The words hit harder than any promise he could ever give me. This was his truth. He had been chasing power for so long he lost himself, then he lost me.
“I’ve spent my whole life being someone’s son who just didn’t measure up. Every move I made was about proving I belonged where he believed I didn’t. And when you came into my life, I didn’t know how to make room for you without tearing the rest of it down.”
He looked up at me again, eyes raw and brimming with emotion, and for a second, I didn’t recognize him. This wasn’t the Sergio I knew. He’d always been calculating, sometimes distant. I knew he loved me as much as Sergio could love anyone. I never doubted that. But this? This was something else.
It was like watching a dam break in slow motion.

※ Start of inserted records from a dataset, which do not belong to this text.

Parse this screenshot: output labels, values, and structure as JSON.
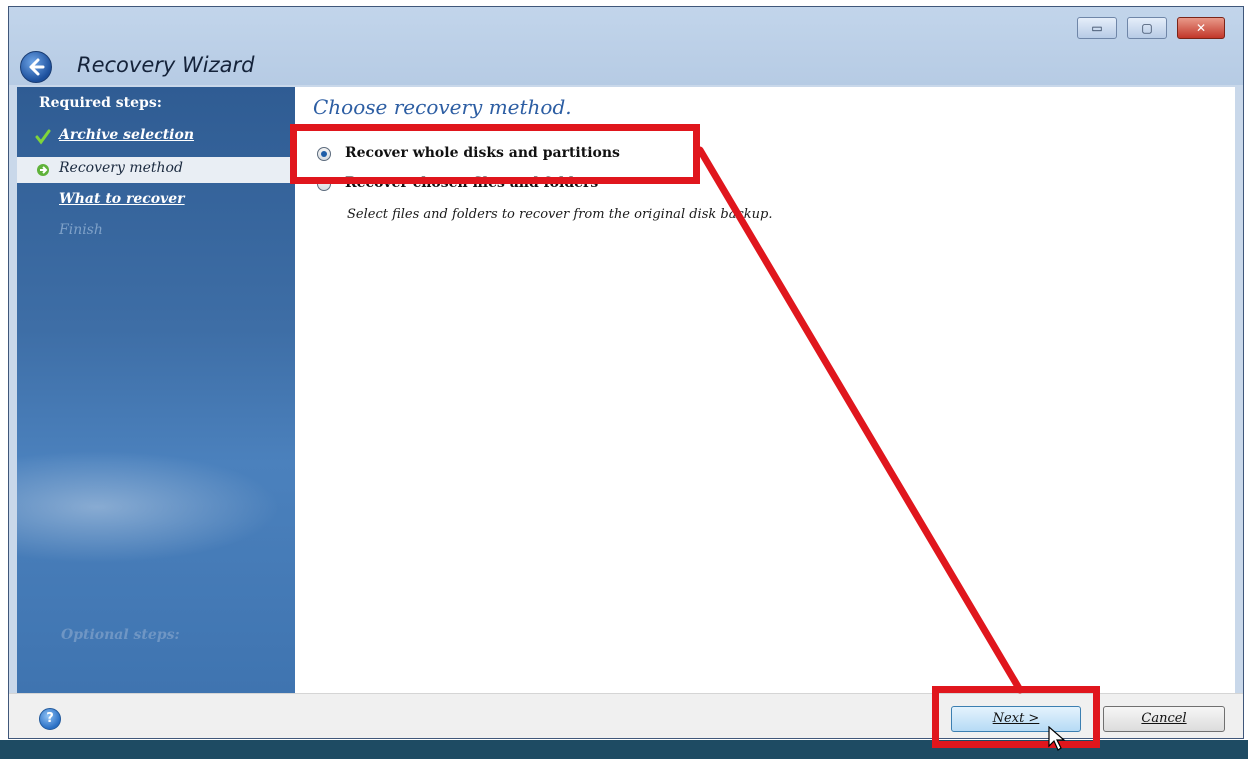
{
  "window": {
    "title": "Recovery Wizard",
    "controls": {
      "minimize": "▭",
      "maximize": "▢",
      "close": "✕"
    }
  },
  "sidebar": {
    "heading": "Required steps:",
    "steps": [
      {
        "label": "Archive selection",
        "state": "done"
      },
      {
        "label": "Recovery method",
        "state": "current"
      },
      {
        "label": "What to recover",
        "state": "link"
      },
      {
        "label": "Finish",
        "state": "disabled"
      }
    ],
    "optional_heading": "Optional steps:"
  },
  "content": {
    "heading": "Choose recovery method.",
    "options": [
      {
        "label": "Recover whole disks and partitions",
        "selected": true
      },
      {
        "label": "Recover chosen files and folders",
        "selected": false
      }
    ],
    "description": "Select files and folders to recover from the original disk backup."
  },
  "footer": {
    "help_icon": "?",
    "next_label": "Next >",
    "cancel_label": "Cancel"
  },
  "annotation": {
    "highlight_color": "#e0161d"
  }
}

I sat there, stunned, wondering where this version of him had been hiding. The vulnerability in his face, the tremble in his voice, it broke something in me because for the first time, he wasn’t trying to fix or explain or control the situation. He was just feeling. And it shook me to my core.
“But I should’ve let it fall,” he continued. “I should have recognized your worth. Instead, I took you for granted because I assumed you’d always be there.”
I thought I’d always be there too, but I had to put an end to the toxic cycle we had created, especially when my life had been put in danger.
“I’m not asking you to believe in me,” he said. “I’m just… trying to believe in myself. For the first time.”
There was no performance in it. No manipulation. Just a man standing in the ruins of everything he thought he had to be. Just a man standing in the ruins of my heart that he had crushed time and time again. And for the first time, I saw him clearly. Not the version shaped by legacy or loyalty to his family, but the one who was asking who he could become.
Not for me.
For himself.
And maybe, just maybe, that was the start of something real between us. For the first time in a very long time, I saw a future for us, but it was up to him to make it happen. I was done trying.
“I love you,” I said because I did and I felt he needed to hear it.